Curaçao

"Curaçao ligt op 12° noorderbreedte en 69° westerlengte, niet meer dan zo’n 70 kilometer ten noorden van het Zuid-Amerikaanse vasteland en heeft een oppervlakte van 444 vierkante kilometer, ongeveer een derde van de provincie Utrecht; het eiland is 60 kilometer lang en heeft een breedte die varieert van vier tot tien kilometer. Het is zuidoostnoordwest georiënteerd. De gemiddelde jaartemperatuur fluctueert tussen de 25 en 31° C en de gemiddelde neerslag bedraagt zo’n 550mm. De regenval is echter onregelmatig, meestal in de vorm van een stortbui, en het water gaat voor een belangrijk deel weer door verdamping verloren. De kern van het eiland bestaat uit vulkanisch gesteente. Het landschap is golvend tot heuvelachtig, met de Christoffelberg in het uiterste westen als hoogste punt, en begroeid met laag struikgewas, de karakteristieke divi-divi bomen en cactussen. De noordoost passaat, die de zee opstuwt tegen de rotsige noordkust maakt het eiland van die zijde vrijwel ontoegankelijk. Aan de zuidzijde bevinden zich echter een aantal beschutte baaien. Een daarvan, de Sint Annabaai, is verbonden met een ruim binnenwater, het Schottegat, en vormt een uitstekende natuurlijke haven."

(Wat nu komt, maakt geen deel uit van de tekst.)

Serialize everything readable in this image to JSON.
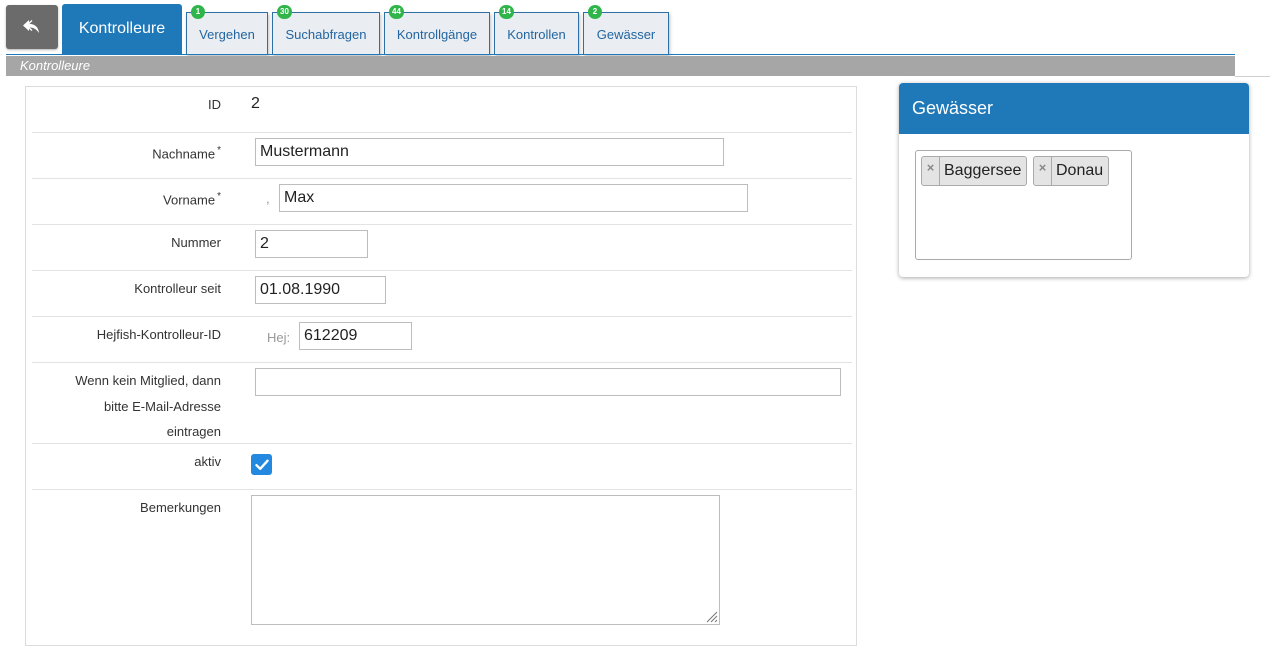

Uit: Slavernij en vrijheid op Curaçao, door Han Jordaan.

 

Curacao in 1675 door Arend Roggeveen (16??-1679).

De eerste Europeaan die Curaçao bezocht was de Spanjaard Alonso de Ojeda die er op 26 juli 1499 kort aan wal ging tijdens een expeditie. De Spanjaarden vestigden zich op het eiland in 1527. Omdat landbouw er nagenoeg onmogelijk was importeerden ze er vee: paarden, schapen, geiten, varkens en rundvee werden vanuit Europa of een van de Spaanse koloniën op het eiland geïntroduceerd. Verder viel er niet al te veel te halen: de zoutpannen leverden geen hoge opbrengst op en behalve wat verfhout (campêchehout) waren er weinig grondstoffen te vinden.  Bij de Spanjaarden werd het eiland gekwalificeerd als een "isla inutil", een nutteloos eiland. Spaanse nederzettingen waren schaars: ze beperkten zich tot Santa Ana en Ascensión.

 

In augustus 1634 werd Curaçao bezet door de West-Indische Compagnie. De op het eiland aanwezige Spanjaarden gaven zich al snel over. Deze werden door de Nederlanders naar Venezuela (Coro) getransporteerd en daar aan wal gezet. Ongeveer dertig inheemse gezinnen (Caiquetíos-indianen) mochten op het eiland blijven wonen. De belangrijkste reden voor de inval en verovering was dat de WIC op zoek was naar een uitvalsbasis voor handel en kaapvaart. Curaçao lag gunstig ten opzichte van de Spaanse koloniën op het vasteland. Ook had het een beschermde natuurlijke haven. Eind 1635 bestond de bevolking slechts uit een zeventigtal indianen en 412 Compagnies-dienaren, waarvan 20 civiel en de rest militair.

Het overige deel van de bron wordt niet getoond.